First, I think she's smug and dishonest. Now, that's not all that odd for a politician; all politicians are smug and dishonest to one extent or another. However, I think Hillary's more so than most. And the dishonesty is often about things (hello, Bosnia!) that are easy to check in the media record, or easy to disprove (35 years of public-service experience?!) with very little digging. Reasonable people can disagree over whether working-class Americans are bitter; reasonable people don't disagree that Hillary has never been shot at by snipers. Now, there are many men who are more smug and dishonest than Hillary Clinton. There are, likewise, many women who are far, far less smug and dishonest than Clinton. Calling Clinton, specifically, smug and dishonest does not a sexist make. But neither does Clinton's femaleness make her any less smug or dishonest.
Further, I think Clinton is divisive. I think she is divisive because she is Hillary Clinton. When Georgia Republicans were after Zell "Democrat Keynote Speaker At The Republican Convention" Miller during his Senate campaign, their ads featured Zell talking about how much he loves Hillary Clinton. A hardcore Republican party-liner would vote against a tax-cut bill if the Clinton name were attached as a co-sponsor. And this is the real problem with the Clinton campaign and the idea of a putative Clinton Presidency: while her policy plans don't differ in many major ways from Obama's, there is much less chance Clinton would ever be able to convince a closely divided Congress to back her policies. Again, this is not a sexist observation: the same problem would attach if Bill Clinton were somehow to arrange to return for a third term. The Clinton name simply causes fits of irrational apoplexy in conservatives.

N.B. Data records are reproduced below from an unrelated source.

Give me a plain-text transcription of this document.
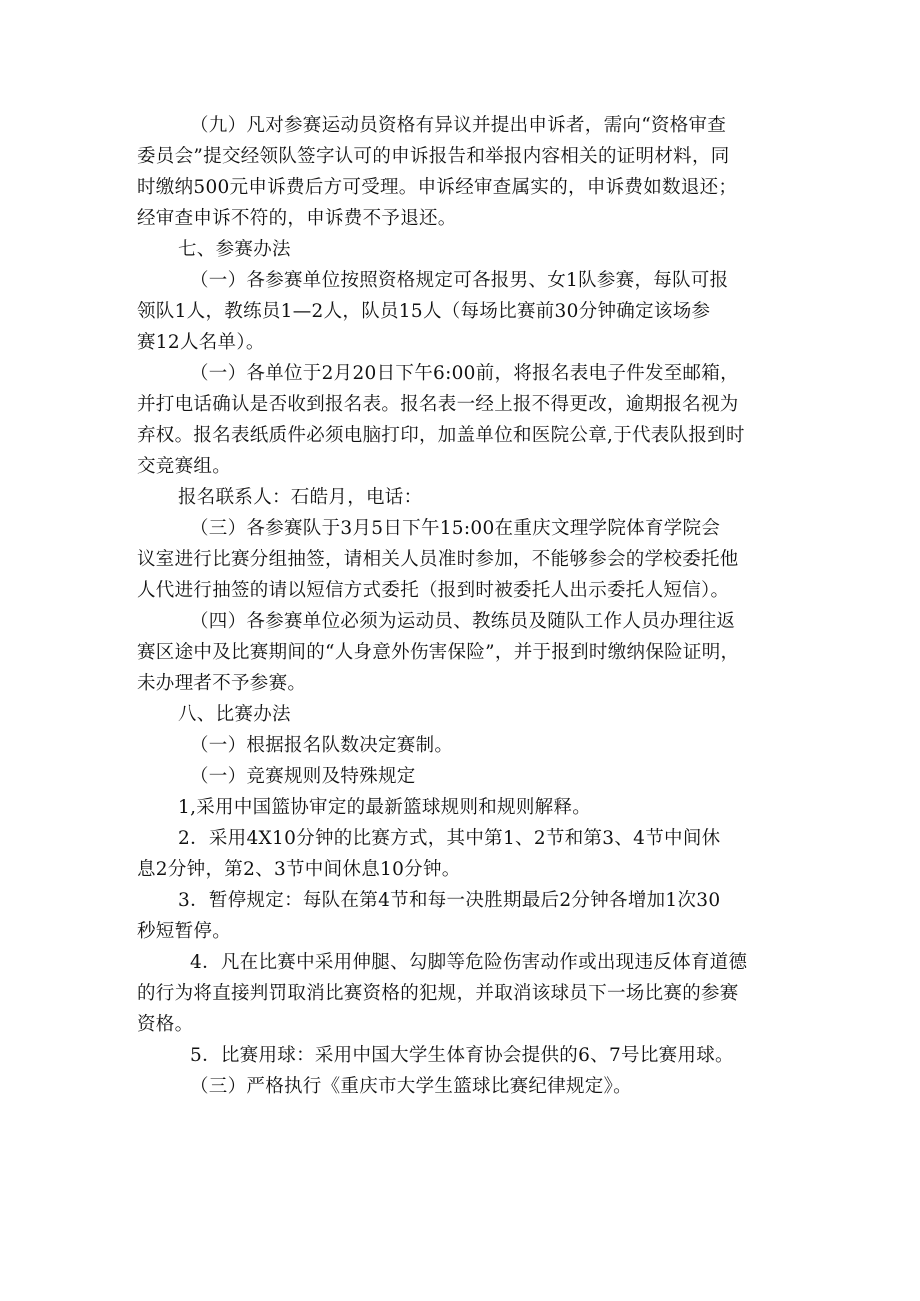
（九）凡对参赛运动员资格有异议并提出申诉者，需向“资格审查
委员会”提交经领队签字认可的申诉报告和举报内容相关的证明材料，同
时缴纳500元申诉费后方可受理。申诉经审查属实的，申诉费如数退还；
经审查申诉不符的，申诉费不予退还。
七、参赛办法
（一）各参赛单位按照资格规定可各报男、女1队参赛，每队可报
领队1人，教练员1—2人，队员15人（每场比赛前30分钟确定该场参
赛12人名单）。
（一）各单位于2月20日下午6:00前，将报名表电子件发至邮箱，
并打电话确认是否收到报名表。报名表一经上报不得更改，逾期报名视为
弃权。报名表纸质件必须电脑打印，加盖单位和医院公章,于代表队报到时
交竞赛组。
报名联系人：石皓月，电话：
（三）各参赛队于3月5日下午15:00在重庆文理学院体育学院会
议室进行比赛分组抽签，请相关人员准时参加，不能够参会的学校委托他
人代进行抽签的请以短信方式委托（报到时被委托人出示委托人短信）。
（四）各参赛单位必须为运动员、教练员及随队工作人员办理往返
赛区途中及比赛期间的“人身意外伤害保险”，并于报到时缴纳保险证明，
未办理者不予参赛。
八、比赛办法
（一）根据报名队数决定赛制。
（一）竞赛规则及特殊规定
1,采用中国篮协审定的最新篮球规则和规则解释。
2．采用4X10分钟的比赛方式，其中第1、2节和第3、4节中间休
息2分钟，第2、3节中间休息10分钟。
3．暂停规定：每队在第4节和每一决胜期最后2分钟各增加1次30
秒短暂停。
4．凡在比赛中采用伸腿、勾脚等危险伤害动作或出现违反体育道德
的行为将直接判罚取消比赛资格的犯规，并取消该球员下一场比赛的参赛
资格。
5．比赛用球：采用中国大学生体育协会提供的6、7号比赛用球。
（三）严格执行《重庆市大学生篮球比赛纪律规定》。
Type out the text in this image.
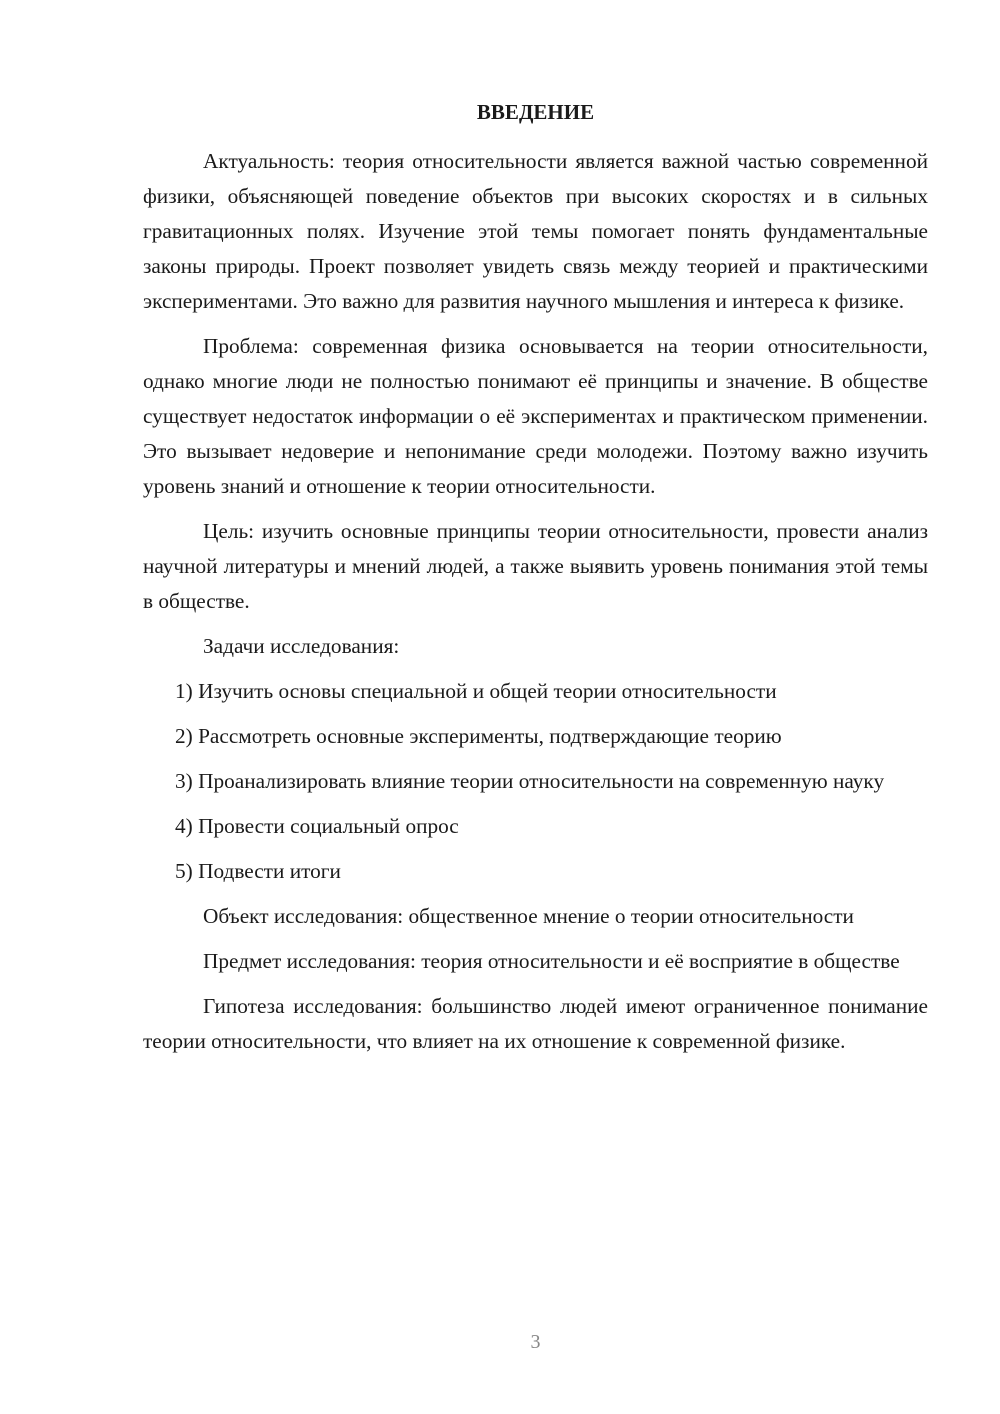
ВВЕДЕНИЕ

Актуальность: теория относительности является важной частью современной физики, объясняющей поведение объектов при высоких скоростях и в сильных гравитационных полях. Изучение этой темы помогает понять фундаментальные законы природы. Проект позволяет увидеть связь между теорией и практическими экспериментами. Это важно для развития научного мышления и интереса к физике.

Проблема: современная физика основывается на теории относительности, однако многие люди не полностью понимают её принципы и значение. В обществе существует недостаток информации о её экспериментах и практическом применении. Это вызывает недоверие и непонимание среди молодежи. Поэтому важно изучить уровень знаний и отношение к теории относительности.

Цель: изучить основные принципы теории относительности, провести анализ научной литературы и мнений людей, а также выявить уровень понимания этой темы в обществе.

Задачи исследования:

1) Изучить основы специальной и общей теории относительности

2) Рассмотреть основные эксперименты, подтверждающие теорию

3) Проанализировать влияние теории относительности на современную науку

4) Провести социальный опрос

5) Подвести итоги

Объект исследования: общественное мнение о теории относительности

Предмет исследования: теория относительности и её восприятие в обществе

Гипотеза исследования: большинство людей имеют ограниченное понимание теории относительности, что влияет на их отношение к современной физике.

3
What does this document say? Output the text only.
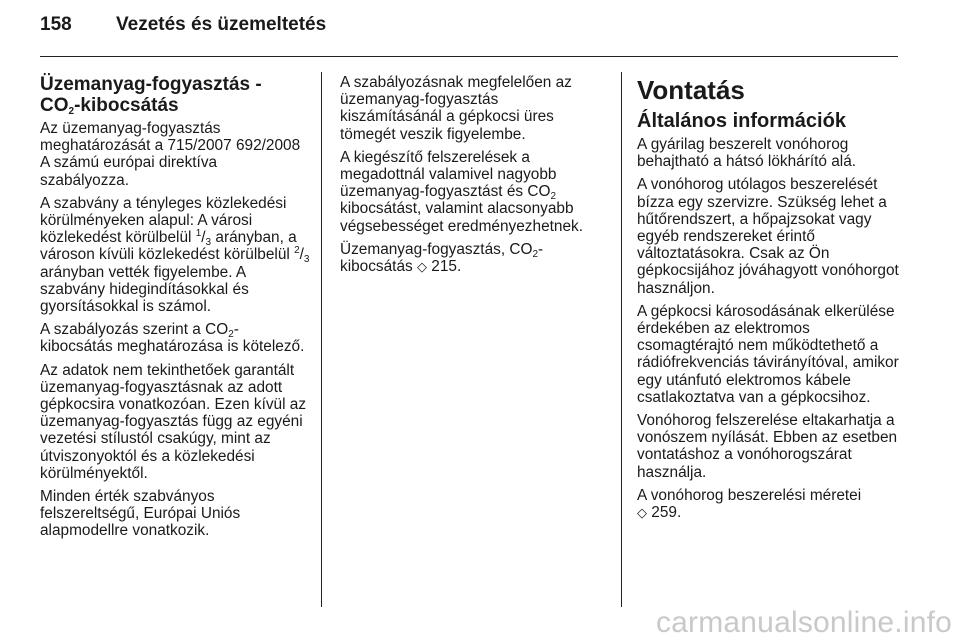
158 Vezetés és üzemeltetés
Üzemanyag-fogyasztás -
$CO_2$-kibocsátás

Az üzemanyag-fogyasztás meghatározását a 715/2007 692/2008 A számú európai direktíva szabályozza.

A szabvány a tényleges közlekedési körülményeken alapul: A városi közlekedést körülbelül $^1/_3$ arányban, a városon kívüli közlekedést körülbelül $^2/_3$ arányban vették figyelembe. A szabvány hidegindításokkal és gyorsításokkal is számol.

A szabályozás szerint a $CO_2$-kibocsátás meghatározása is kötelező.

Az adatok nem tekinthetőek garantált üzemanyag-fogyasztásnak az adott gépkocsira vonatkozóan. Ezen kívül az üzemanyag-fogyasztás függ az egyéni vezetési stílustól csakúgy, mint az útviszonyoktól és a közlekedési körülményektől.

Minden érték szabványos felszereltségű, Európai Uniós alapmodellre vonatkozik.

A szabályozásnak megfelelően az üzemanyag-fogyasztás kiszámításánál a gépkocsi üres tömegét veszik figyelembe.

A kiegészítő felszerelések a megadottnál valamivel nagyobb üzemanyag-fogyasztást és $CO_2$ kibocsátást, valamint alacsonyabb végsebességet eredményezhetnek.

Üzemanyag-fogyasztás, $CO_2$-kibocsátás ◇ 215.

Vontatás
Általános információk

A gyárilag beszerelt vonóhorog behajtható a hátsó lökhárító alá.

A vonóhorog utólagos beszerelését bízza egy szervizre. Szükség lehet a hűtőrendszert, a hőpajzsokat vagy egyéb rendszereket érintő változtatásokra. Csak az Ön gépkocsijához jóváhagyott vonóhorgot használjon.

A gépkocsi károsodásának elkerülése érdekében az elektromos csomagtérajtó nem működtethető a rádiófrekvenciás távirányítóval, amikor egy utánfutó elektromos kábele csatlakoztatva van a gépkocsihoz.

Vonóhorog felszerelése eltakarhatja a vonószem nyílását. Ebben az esetben vontatáshoz a vonóhorogszárat használja.

A vonóhorog beszerelési méretei
◇ 259.

carmanualsonline.info
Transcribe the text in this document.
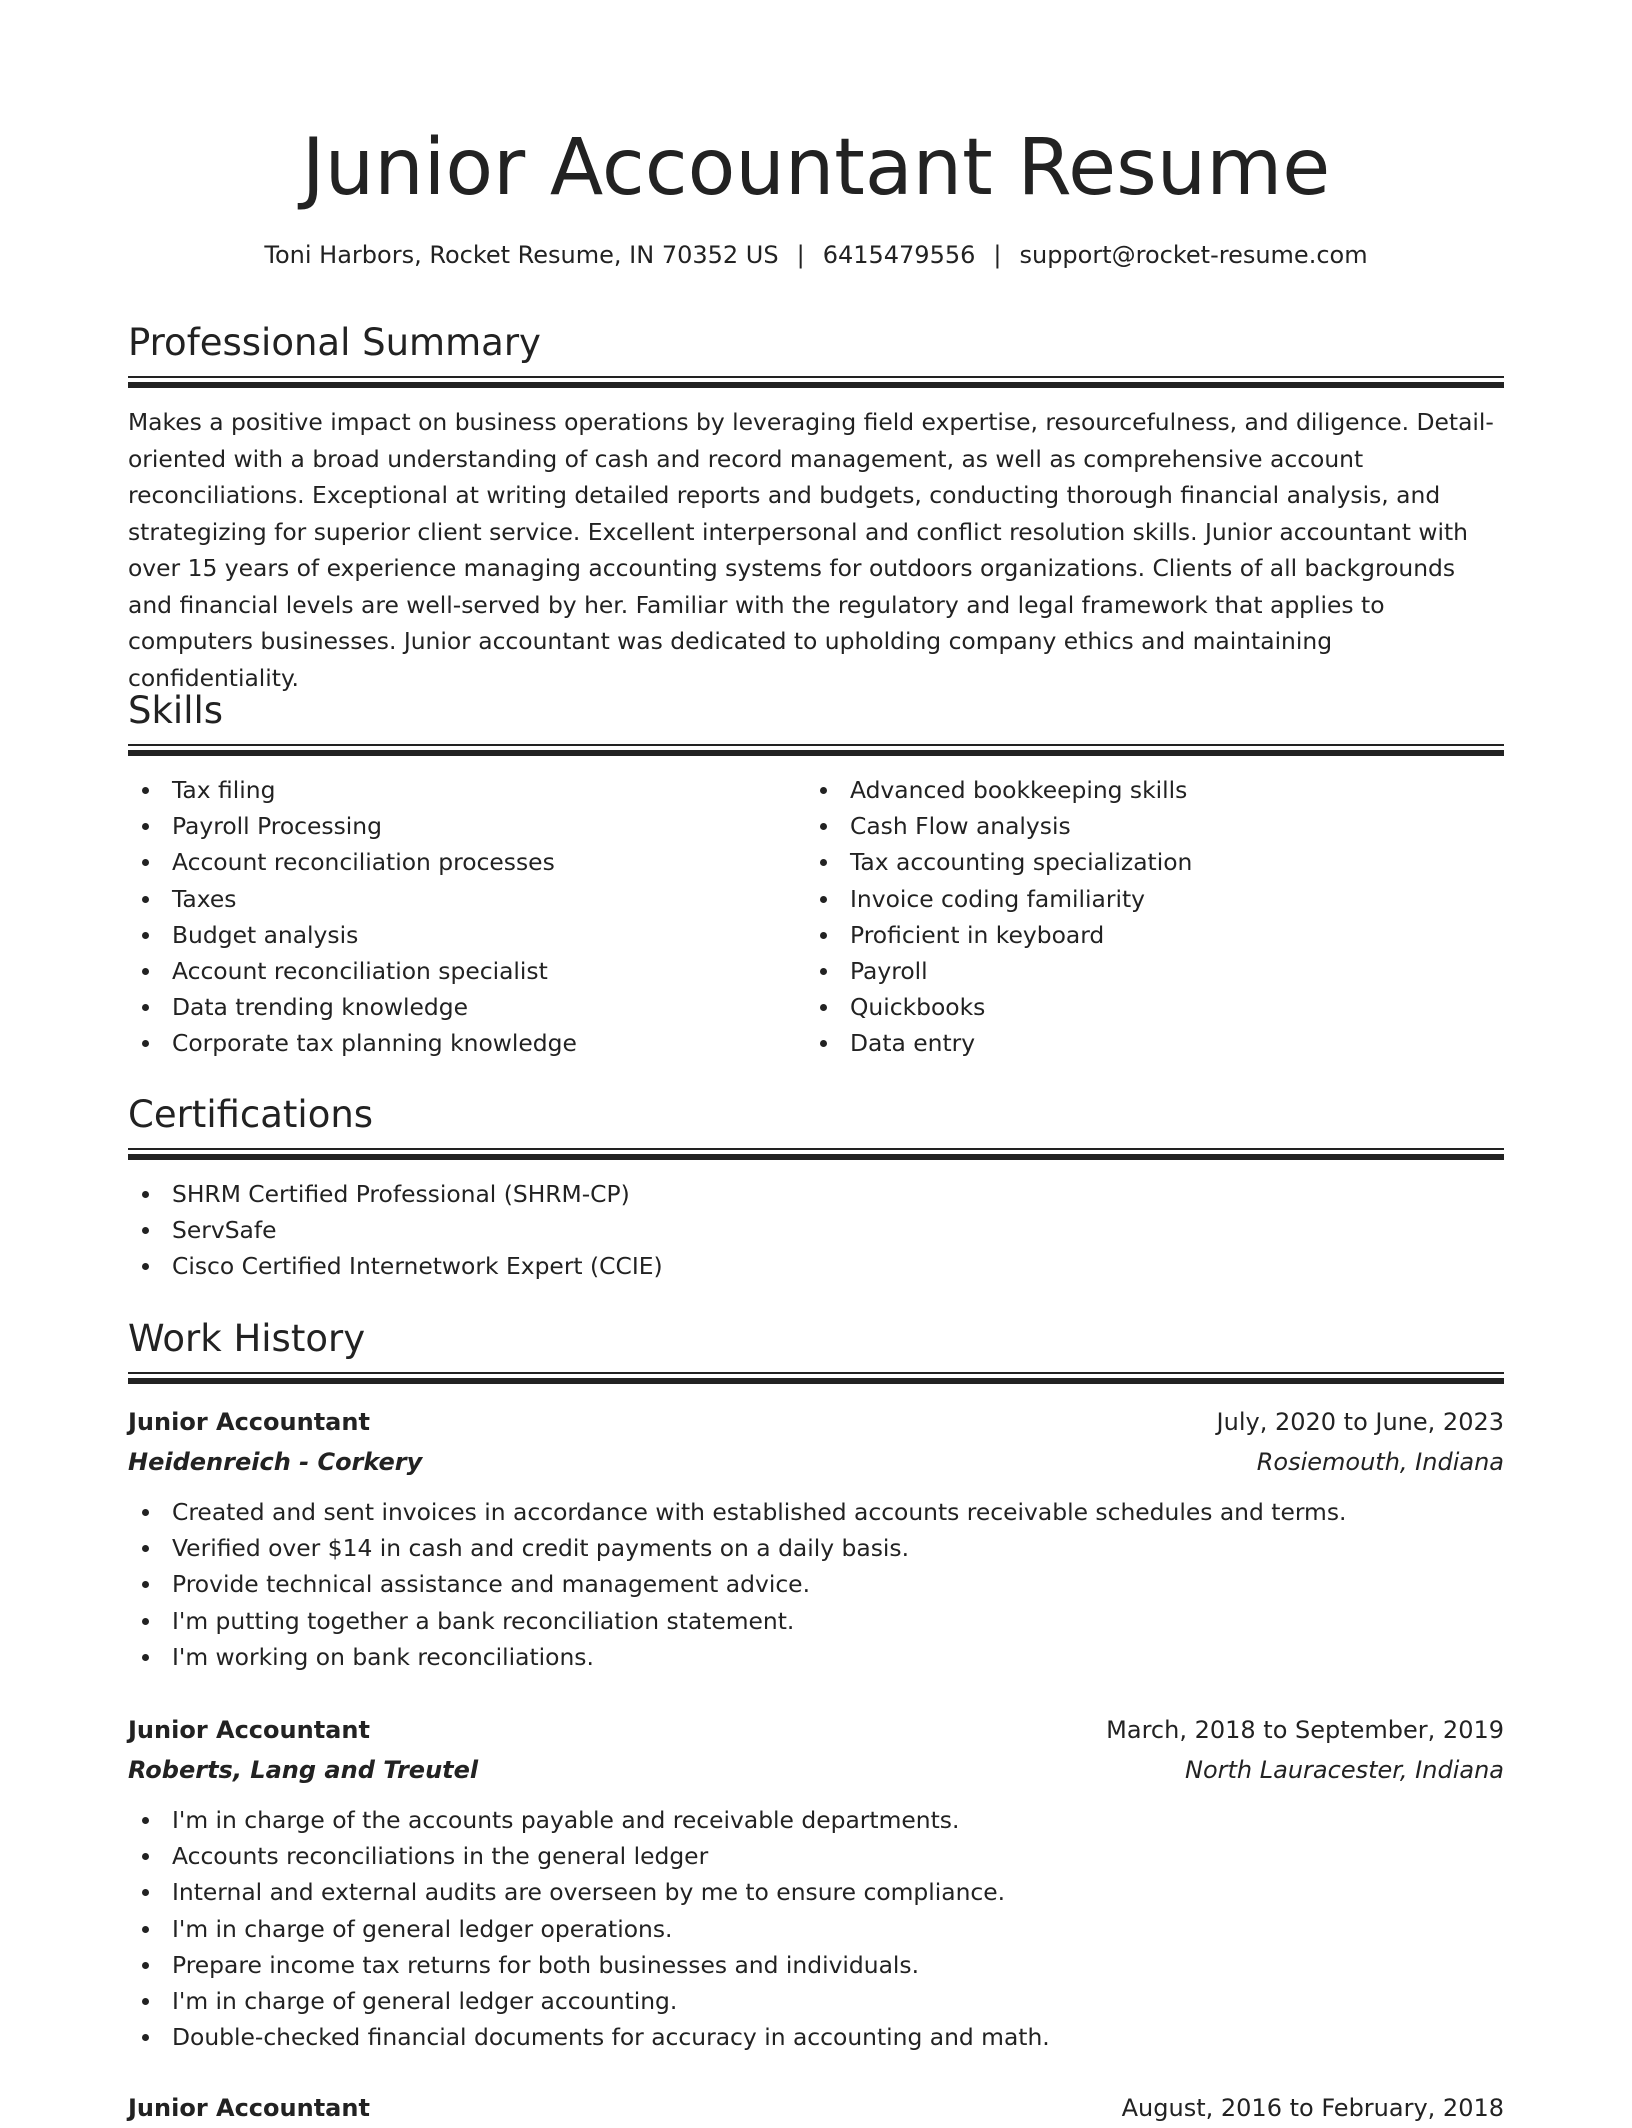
Junior Accountant Resume
Toni Harbors, Rocket Resume, IN 70352 US | 6415479556 | support@rocket-resume.com
Professional Summary
Makes a positive impact on business operations by leveraging field expertise, resourcefulness, and diligence. Detail-oriented with a broad understanding of cash and record management, as well as comprehensive account reconciliations. Exceptional at writing detailed reports and budgets, conducting thorough financial analysis, and strategizing for superior client service. Excellent interpersonal and conflict resolution skills. Junior accountant with over 15 years of experience managing accounting systems for outdoors organizations. Clients of all backgrounds and financial levels are well-served by her. Familiar with the regulatory and legal framework that applies to computers businesses. Junior accountant was dedicated to upholding company ethics and maintaining confidentiality.
Skills
Tax filing
Payroll Processing
Account reconciliation processes
Taxes
Budget analysis
Account reconciliation specialist
Data trending knowledge
Corporate tax planning knowledge
Advanced bookkeeping skills
Cash Flow analysis
Tax accounting specialization
Invoice coding familiarity
Proficient in keyboard
Payroll
Quickbooks
Data entry
Certifications
SHRM Certified Professional (SHRM-CP)
ServSafe
Cisco Certified Internetwork Expert (CCIE)
Work History
Junior Accountant	July, 2020 to June, 2023
Heidenreich - Corkery	Rosiemouth, Indiana
Created and sent invoices in accordance with established accounts receivable schedules and terms.
Verified over $14 in cash and credit payments on a daily basis.
Provide technical assistance and management advice.
I'm putting together a bank reconciliation statement.
I'm working on bank reconciliations.
Junior Accountant	March, 2018 to September, 2019
Roberts, Lang and Treutel	North Lauracester, Indiana
I'm in charge of the accounts payable and receivable departments.
Accounts reconciliations in the general ledger
Internal and external audits are overseen by me to ensure compliance.
I'm in charge of general ledger operations.
Prepare income tax returns for both businesses and individuals.
I'm in charge of general ledger accounting.
Double-checked financial documents for accuracy in accounting and math.
Junior Accountant	August, 2016 to February, 2018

I don't like Clinton because--barring a miracle--she can't win the primary, and she continues to pretend that she can. It's Naderesque dishonesty and self-delusion, and, as somebody who fell for Nader's line in 2000, I'm doing my best to convince my fellow Democrats and assorted other Democrat-voting liberals not to make the same mistake I did. I feel the same way about Nader this year as I do about Clinton: you're wasting your supporters' time and money. And, unless Nader has recently undergone a sex change, I don't think that's sexist, either.
And, yes, I don't like Clinton, because for the first time since I've been able to vote, I can happily say that there's a candidate I can vote for. In 1996, I held my nose and voted for Clinton despite the messes of his first term. In 2000 and 2004, I voted against George W., because (in 2000) he was the idiot son of a loser President, and (in 2004) he was on his way to becoming the worst disaster to befall our country in nearly a century and a half. In 2008, we have the chance to elect somebody who has the potential to be truly transformative to the Presidency, and instead we're wasting time and money on a primary campaign that makes John "Did I mention I'm FUCKING 72 GODDAMN YEARS OLD" McCain look better with every passing day. Yes, Barack Obama has flaws. Lots of them. That doesn't change the fact that he's inspired me to do more work for a political campaign this year alone than I've done before in my life.
Those, Salon, are the reasons I don't like Hillary Clinton. One of the bedrock principles of feminism is, as I understand it, the radical idea that women should be treated as individuals. (I know, crazy, right?) So, here I am, treating Hillary Clinton as an individual, and as one that I happen to dislike. My reasons don't spring from the fact that she has a vagina, but from the fact that she is Hillary Rodham Clinton, and she has made a number of choices in her life that I disagree with. I am judging her on her own personal, individual merits, and she is coming up woefully short. If you think that makes me a sexist, then you clearly don't understand the term.